Nipah virus was discovered in 1999 in Malaysia and is an emerging pathogen that is isolated primarily in Bangladesh and India. It is spread by fruit bats, however, person-to-person transmission is possible. The virus can cause neurological and respiratory disease and delayed relapse can result in brain inflammation or encephalitis. Overall, the virus has a mortality rate of about 70%. In a recent outbreak in May 2018, 23 cases were detected in India, resulting in 21 deaths—a case fatality rate of about 91%.

The findings of the study were published in a report in Science Translational Medicine.

The study concept was a collaboration between investigators with the US Centers for Disease Control and Prevention (CDC) and the National Institute of Allergy and Infectious Diseases (NIAID), part of the NIH. The study was then conducted by Gilead and NIAID with laboratory serology and pathology support from the CDC.

For the study, 2 groups of 4 African green monkeys each were first inoculated intranasally and intratracheally with a lethal dose of Nipah virus Bangladesh. The 4 monkeys in the treatment group then received a dose of intravenous (IV) remdesivir 24 hours after infection and then a daily IV dose for a total of 12 consecutive days following.

In total, the NIAID team observed the animals for 92 days after infection, taking 14 clinical samples during the time period. This long period of observation granted the investigators time to monitor the central nervous system for evidence of disease, which can be slow to develop when caused by Nipah virus.

According to investigators, 2 treated animals developed signs of mild respiratory disease, which resolved within 3 weeks and the other 2 treated animals showed no sign of illness. All 4 of the remdesivir-treated monkeys remained healthy for the remainder of the study.

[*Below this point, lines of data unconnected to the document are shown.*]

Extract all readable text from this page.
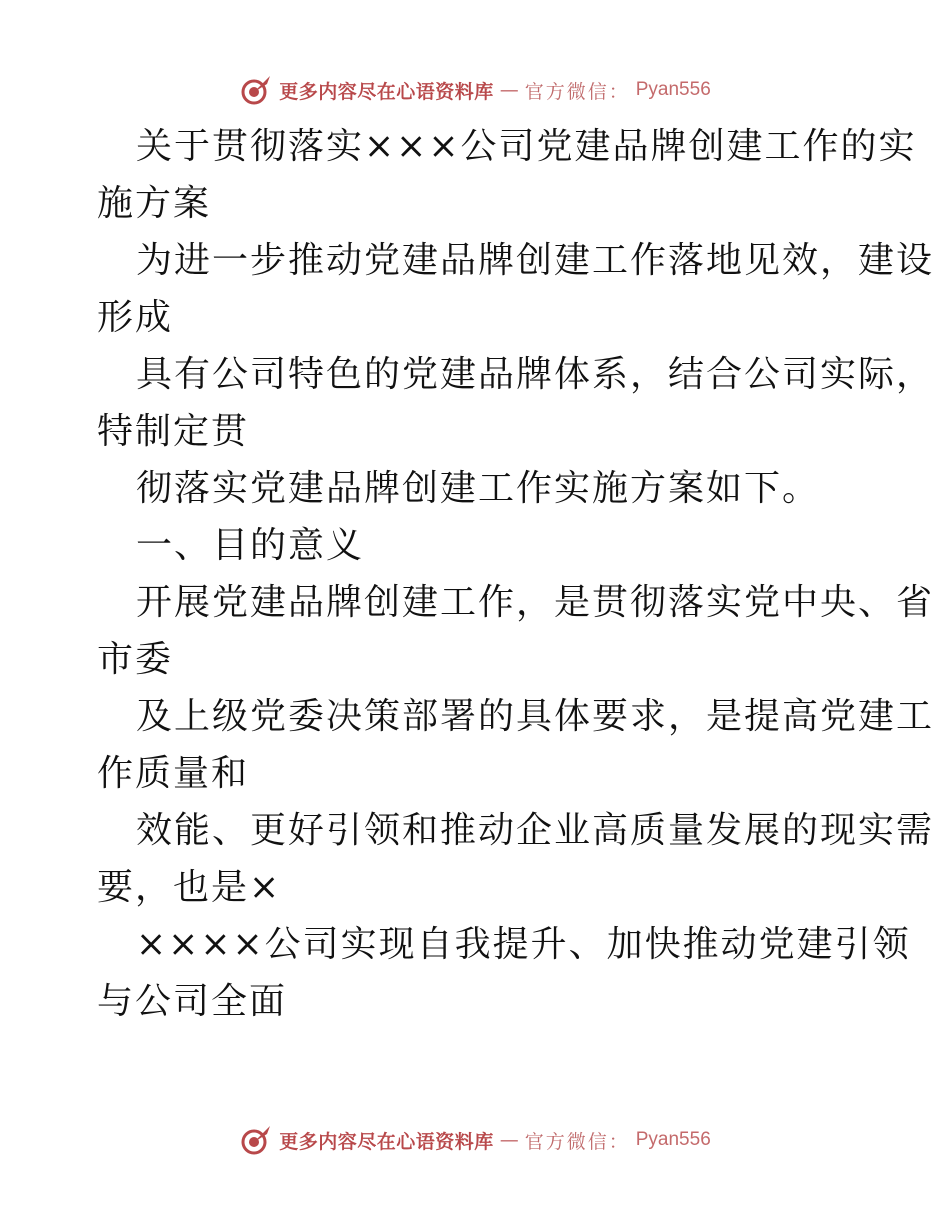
更多内容尽在心语资料库 — 官方微信： Pyan556
关于贯彻落实×××公司党建品牌创建工作的实
施方案
为进一步推动党建品牌创建工作落地见效，建设
形成
具有公司特色的党建品牌体系，结合公司实际，
特制定贯
彻落实党建品牌创建工作实施方案如下。
一、目的意义
开展党建品牌创建工作，是贯彻落实党中央、省
市委
及上级党委决策部署的具体要求，是提高党建工
作质量和
效能、更好引领和推动企业高质量发展的现实需
要，也是×
××××公司实现自我提升、加快推动党建引领
与公司全面
更多内容尽在心语资料库 — 官方微信： Pyan556
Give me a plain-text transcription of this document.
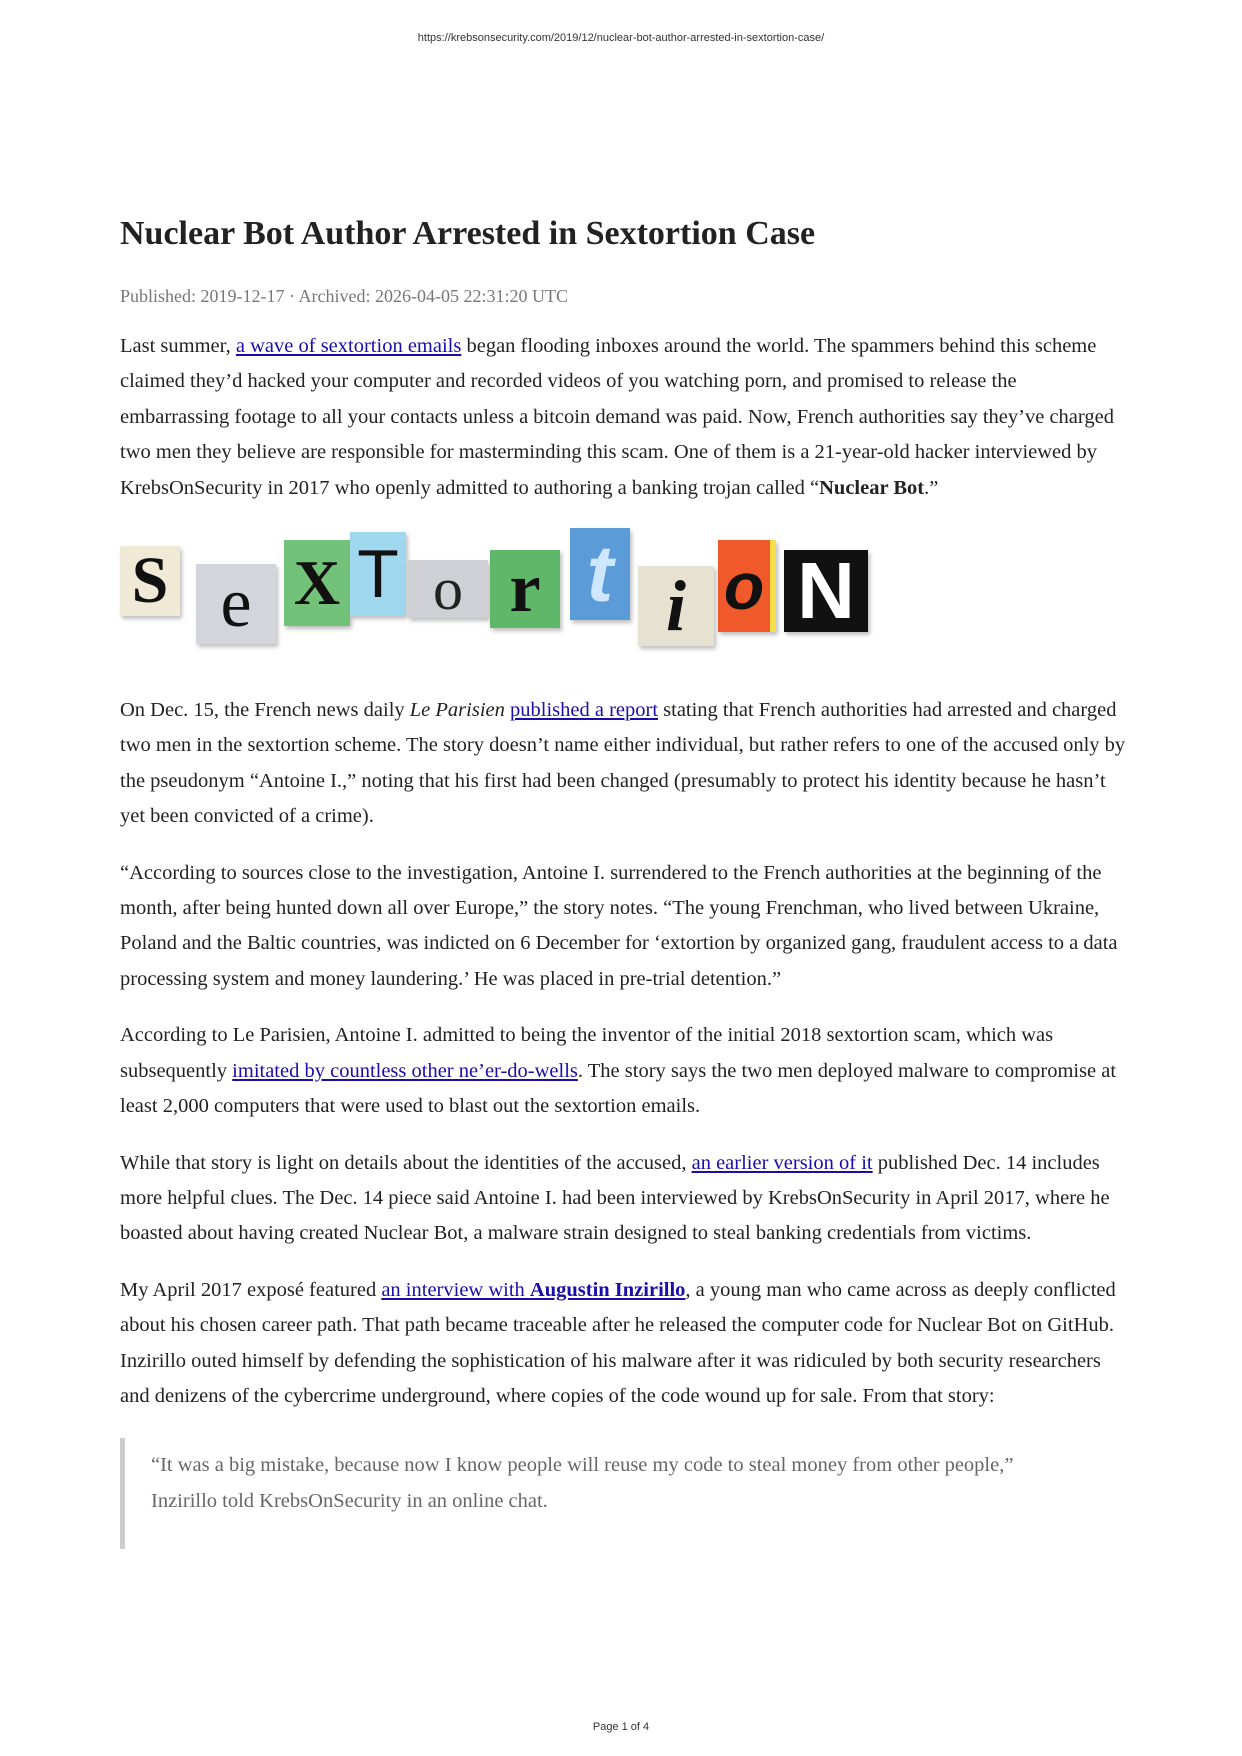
https://krebsonsecurity.com/2019/12/nuclear-bot-author-arrested-in-sextortion-case/
Nuclear Bot Author Arrested in Sextortion Case
Published: 2019-12-17 · Archived: 2026-04-05 22:31:20 UTC

Last summer, a wave of sextortion emails began flooding inboxes around the world. The spammers behind this scheme claimed they’d hacked your computer and recorded videos of you watching porn, and promised to release the embarrassing footage to all your contacts unless a bitcoin demand was paid. Now, French authorities say they’ve charged two men they believe are responsible for masterminding this scam. One of them is a 21-year-old hacker interviewed by KrebsOnSecurity in 2017 who openly admitted to authoring a banking trojan called “Nuclear Bot.”

S e X T o r t i o N

On Dec. 15, the French news daily Le Parisien published a report stating that French authorities had arrested and charged two men in the sextortion scheme. The story doesn’t name either individual, but rather refers to one of the accused only by the pseudonym “Antoine I.,” noting that his first had been changed (presumably to protect his identity because he hasn’t yet been convicted of a crime).

“According to sources close to the investigation, Antoine I. surrendered to the French authorities at the beginning of the month, after being hunted down all over Europe,” the story notes. “The young Frenchman, who lived between Ukraine, Poland and the Baltic countries, was indicted on 6 December for ‘extortion by organized gang, fraudulent access to a data processing system and money laundering.’ He was placed in pre-trial detention.”

According to Le Parisien, Antoine I. admitted to being the inventor of the initial 2018 sextortion scam, which was subsequently imitated by countless other ne’er-do-wells. The story says the two men deployed malware to compromise at least 2,000 computers that were used to blast out the sextortion emails.

While that story is light on details about the identities of the accused, an earlier version of it published Dec. 14 includes more helpful clues. The Dec. 14 piece said Antoine I. had been interviewed by KrebsOnSecurity in April 2017, where he boasted about having created Nuclear Bot, a malware strain designed to steal banking credentials from victims.

My April 2017 exposé featured an interview with Augustin Inzirillo, a young man who came across as deeply conflicted about his chosen career path. That path became traceable after he released the computer code for Nuclear Bot on GitHub. Inzirillo outed himself by defending the sophistication of his malware after it was ridiculed by both security researchers and denizens of the cybercrime underground, where copies of the code wound up for sale. From that story:

“It was a big mistake, because now I know people will reuse my code to steal money from other people,” Inzirillo told KrebsOnSecurity in an online chat.
Page 1 of 4
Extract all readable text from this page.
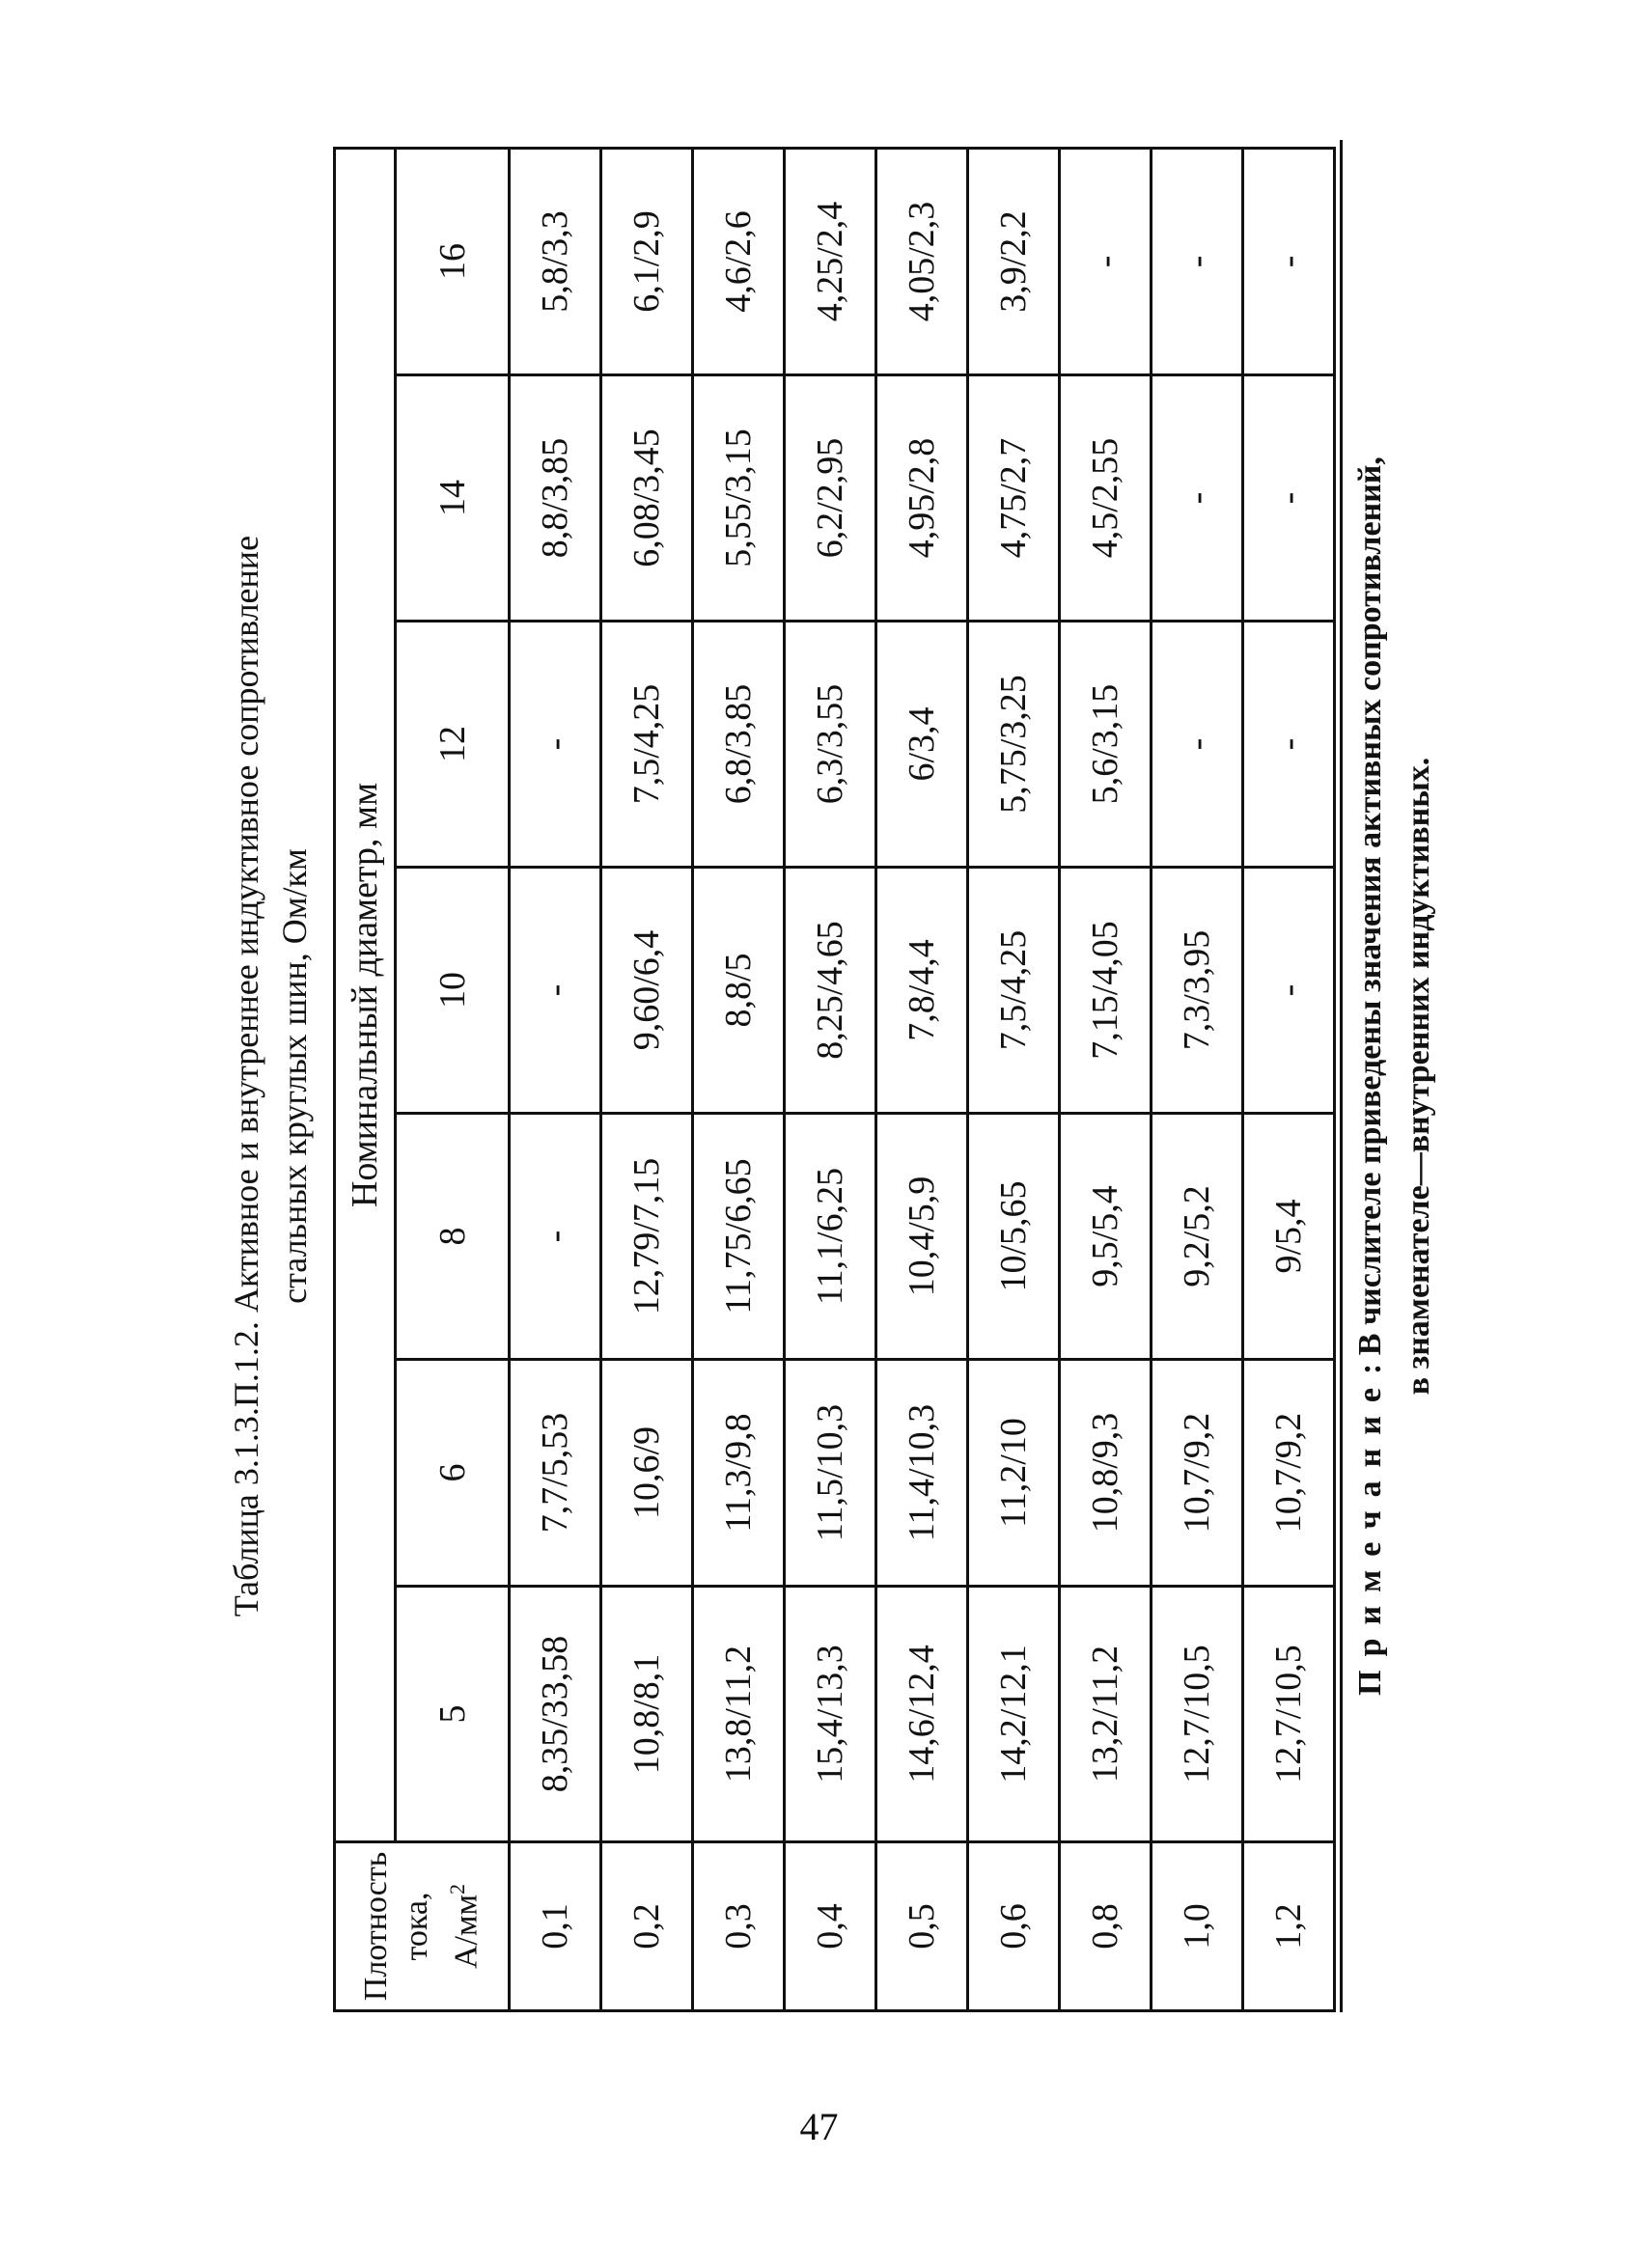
Таблица 3.1.3.П.1.2. Активное и внутреннее индуктивное сопротивление стальных круглых шин, Ом/км
Плотность тока, $А/мм^2$	Номинальный диаметр, мм						
	5	6	8	10	12	14	16
0,1	8,35/33,58	7,7/5,53	-	-	-	8,8/3,85	5,8/3,3
0,2	10,8/8,1	10,6/9	12,79/7,15	9,60/6,4	7,5/4,25	6,08/3,45	6,1/2,9
0,3	13,8/11,2	11,3/9,8	11,75/6,65	8,8/5	6,8/3,85	5,55/3,15	4,6/2,6
0,4	15,4/13,3	11,5/10,3	11,1/6,25	8,25/4,65	6,3/3,55	6,2/2,95	4,25/2,4
0,5	14,6/12,4	11,4/10,3	10,4/5,9	7,8/4,4	6/3,4	4,95/2,8	4,05/2,3
0,6	14,2/12,1	11,2/10	10/5,65	7,5/4,25	5,75/3,25	4,75/2,7	3,9/2,2
0,8	13,2/11,2	10,8/9,3	9,5/5,4	7,15/4,05	5,6/3,15	4,5/2,55	-
1,0	12,7/10,5	10,7/9,2	9,2/5,2	7,3/3,95	-	-	-
1,2	12,7/10,5	10,7/9,2	9/5,4	-	-	-	-
Примечание: В числителе приведены значения активных сопротивлений, в знаменателе—внутренних индуктивных.
47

The 4 monkeys who were not treated with remdesivir began showing signs of illness within 4 days of infection and rapidly developed fatal disease within 8 days.

Remdesivir is the second experimental treatment, after monoclonal antibody m102.4, shown to prevent severe Nipah virus disease in a monkey model when administered following inoculation.

“…Our findings strongly support using remdesivir in response to the next Nipah virus outbreak, either under compassionate use protocol or possible a randomized clinical trial protocol,” the authors write in their report.

Remdesivir was permitted for treatment under compassionate use protocol in the ongoing Ebola outbreak in the Democratic Republic of the Congo until November when a randomized controlled trial was launched in the outbreak zone. The antiviral is also being studied in a phase 2 clinical trial for treatment of male Ebola virus disease survivors with persistent viral RNA in their semen.